USA: 4G network crashes are extraordinarily painful and costly events for any mobile network operator. Much of the problem is attributed to a “signaling storm” and Diameter Routing is pitched as a cure-all for almost any 4G network instability. “A network outage at a top tier operator could put $300 million of revenue at risk,” says Joe Hoffman, principal analyst at ABI Research. “Most of the problems to date are growing pains of 4G, and Diameter Routing mitigates a lot of risk.”
ABI’s research report “Control Plane Signaling, Scalability, and Diameter Challenges” finds “Signaling Storms” are caused by one-off events, where an element node is presented with an unexpected condition and may lurch into a chaotic state of retry and resend. Diameter is the language of the 3GPP 4G control plane, and even an ordinary perturbation can get out of control and cascade into a network crash because of Diameter signals flooding the network.

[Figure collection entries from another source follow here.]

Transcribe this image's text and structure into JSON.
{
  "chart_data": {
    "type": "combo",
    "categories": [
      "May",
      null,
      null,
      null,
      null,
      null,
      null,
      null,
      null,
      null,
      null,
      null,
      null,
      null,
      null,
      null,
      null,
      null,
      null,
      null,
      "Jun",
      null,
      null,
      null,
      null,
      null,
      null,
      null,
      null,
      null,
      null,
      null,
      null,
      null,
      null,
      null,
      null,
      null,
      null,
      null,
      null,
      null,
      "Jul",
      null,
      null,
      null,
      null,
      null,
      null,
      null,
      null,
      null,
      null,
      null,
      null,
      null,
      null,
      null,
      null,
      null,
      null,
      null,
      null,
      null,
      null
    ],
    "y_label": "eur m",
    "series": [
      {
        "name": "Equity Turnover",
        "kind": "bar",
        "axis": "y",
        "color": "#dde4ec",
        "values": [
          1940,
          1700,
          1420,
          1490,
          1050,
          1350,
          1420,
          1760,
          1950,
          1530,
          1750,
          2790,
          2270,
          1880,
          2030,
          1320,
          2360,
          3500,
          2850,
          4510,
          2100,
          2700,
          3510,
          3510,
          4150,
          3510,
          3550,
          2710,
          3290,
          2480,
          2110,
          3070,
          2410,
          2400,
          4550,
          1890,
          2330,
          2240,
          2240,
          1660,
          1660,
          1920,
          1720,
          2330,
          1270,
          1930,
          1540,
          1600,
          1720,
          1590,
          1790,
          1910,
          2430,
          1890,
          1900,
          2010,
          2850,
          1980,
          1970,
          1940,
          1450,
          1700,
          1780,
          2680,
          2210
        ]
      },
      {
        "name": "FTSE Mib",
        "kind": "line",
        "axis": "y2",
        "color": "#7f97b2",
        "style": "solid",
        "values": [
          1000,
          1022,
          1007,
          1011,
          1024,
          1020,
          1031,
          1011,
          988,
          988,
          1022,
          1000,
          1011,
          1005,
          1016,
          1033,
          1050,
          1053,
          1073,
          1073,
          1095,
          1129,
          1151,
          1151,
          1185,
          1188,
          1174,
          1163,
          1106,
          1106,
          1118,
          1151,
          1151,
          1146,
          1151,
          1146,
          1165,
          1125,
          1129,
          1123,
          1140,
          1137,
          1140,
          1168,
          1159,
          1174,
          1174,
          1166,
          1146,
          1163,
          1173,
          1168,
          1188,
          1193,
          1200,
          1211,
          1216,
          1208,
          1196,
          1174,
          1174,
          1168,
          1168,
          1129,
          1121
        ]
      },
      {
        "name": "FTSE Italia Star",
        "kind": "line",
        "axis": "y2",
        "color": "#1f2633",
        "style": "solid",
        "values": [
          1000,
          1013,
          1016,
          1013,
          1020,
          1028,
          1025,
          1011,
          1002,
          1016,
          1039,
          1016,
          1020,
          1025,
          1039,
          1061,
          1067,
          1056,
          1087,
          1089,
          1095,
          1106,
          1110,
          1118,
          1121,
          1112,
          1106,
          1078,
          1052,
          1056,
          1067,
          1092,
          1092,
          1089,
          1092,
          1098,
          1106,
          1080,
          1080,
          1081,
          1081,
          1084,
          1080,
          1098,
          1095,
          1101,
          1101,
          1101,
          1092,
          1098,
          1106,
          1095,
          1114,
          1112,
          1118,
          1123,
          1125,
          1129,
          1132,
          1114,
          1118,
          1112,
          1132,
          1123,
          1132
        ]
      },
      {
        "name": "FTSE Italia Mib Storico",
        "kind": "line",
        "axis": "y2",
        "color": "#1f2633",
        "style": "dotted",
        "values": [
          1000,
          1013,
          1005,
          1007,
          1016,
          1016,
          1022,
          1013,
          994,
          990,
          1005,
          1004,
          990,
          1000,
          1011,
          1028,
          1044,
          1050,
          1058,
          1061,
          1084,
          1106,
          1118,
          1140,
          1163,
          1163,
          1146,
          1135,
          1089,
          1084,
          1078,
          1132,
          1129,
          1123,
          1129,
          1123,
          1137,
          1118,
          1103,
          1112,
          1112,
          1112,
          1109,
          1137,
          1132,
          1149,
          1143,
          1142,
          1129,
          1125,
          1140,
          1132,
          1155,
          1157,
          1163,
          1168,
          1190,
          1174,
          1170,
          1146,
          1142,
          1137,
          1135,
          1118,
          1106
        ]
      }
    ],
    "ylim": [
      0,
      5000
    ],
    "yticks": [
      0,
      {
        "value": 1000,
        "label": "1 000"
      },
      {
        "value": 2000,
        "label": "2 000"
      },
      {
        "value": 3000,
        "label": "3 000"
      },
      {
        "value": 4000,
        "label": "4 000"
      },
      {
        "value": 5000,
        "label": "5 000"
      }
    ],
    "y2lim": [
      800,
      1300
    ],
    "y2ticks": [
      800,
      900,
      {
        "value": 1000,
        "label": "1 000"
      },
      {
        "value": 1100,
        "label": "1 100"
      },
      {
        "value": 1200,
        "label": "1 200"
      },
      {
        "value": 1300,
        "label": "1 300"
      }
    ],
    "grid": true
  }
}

“Diameter Signal Routers serve as the traffic cop of the 4G control plane,” continues Hoffman, “and disorderly conduct is quickly squelched.” But there are other network engineering practices to consider in addition to Diameter Routing. Since Diameter Signaling is critical for the entire network, operators will do well to make it bulletproof as each incrementally evolve its networks to 4G.
Leading independent vendors have captured initial market share, as Diameter Signaling has been under the radar of the major RAN/EPC vendors. As operators step up efforts to monetize 4G investments, Diameter usage spreads to policy and charging. Diameter Signaling is recognized as a critical control point, and the big iron vendors are now heating up the race.